For inspiration, they looked to traditional societies, where elders often help to share wisdom and resolve disputes within communities. They took their idea to Nelson Mandela, who agreed to support it. With the help of Graça Machel and Desmond Tutu, Mandela set about bringing the Elders together.
Prospective members were invited to join on the basis of a distinct set of criteria. Firstly, and most importantly, they should be independent. They should have earned international trust, demonstrated integrity and built a reputation for inclusive, progressive leadership.
Mandela announced the formation of the Elders in July 2007, on the occasion of his 89th birthday, at a ceremony in Johannesburg. During the ceremony, he described the mission of the group:
"The Elders can speak freely and boldly, working both publicly and behind the scenes. They will reach out to those who most need their help. They will support courage where there is fear, foster agreement where there is conflict and inspire hope where there is despair." Nelson Mandela. (From The Elders web page)
As the Days of Awe begin for my spiritual cousins in Judaism - and as the whole creation cries out for healing - I am drawn ever closer to the ministry of reconciliation and healing that the Elders have embraced. Harvey Cox, writing in his deeply satisfying book Common Prayers, speaks of the start of Rosh ha-Shanah like this:
The shofar blasts are sounds without speech. Speech represents the division of sound into varied and separate movement in the mouth. But sound itself is one, united, cleaving to its source. On Rosh ha-Shanah the life force cleaves to its source, as it was before differentiation or division. And we, too, seek to attach ourselves to that inner flow of life... The sound of the shofar takes us to that moment of outcry from deep within, to a place prior to our division of our heart's
cry into the many words of prayer.
Surely the sofar signals, as nothing else does, the chasm between the past and the future. It splits time in two. As the old year fades and the new one begins, we realize that the old one is gone forever and that, try as we will, we can never know what lies ahead. The shofar, since it is wordless, can both scream in terror and shout for joy with the same breath. Nothing else is worthy of the beginning of a whole new year in the only life we will ever have. (Cox, p. 38-9)

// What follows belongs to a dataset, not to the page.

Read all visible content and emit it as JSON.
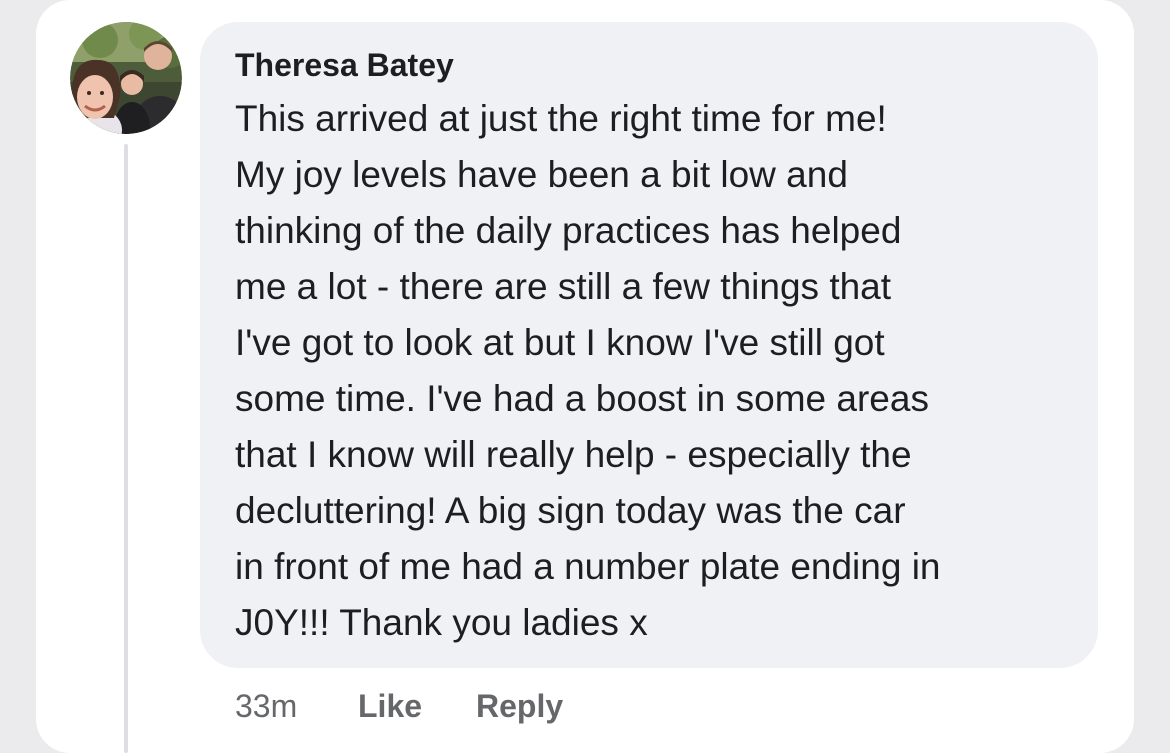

That is my sense of this moment in time, too. What's more, I sense the essence of the shofar's scream of terror and shout of joy more deeply than any other time I can remember. And it is drawing me to those like the Elders - women and men grounded in their own spiritual traditions who have come together to search for common healing - who see beyond the obvious. They can see the eagle within the egg, the possibilities within the moment or the man inside the child as U2 likes to say.
May blessings be open those entering these Days of Awe - and may the Spirit leads us all towards common ground.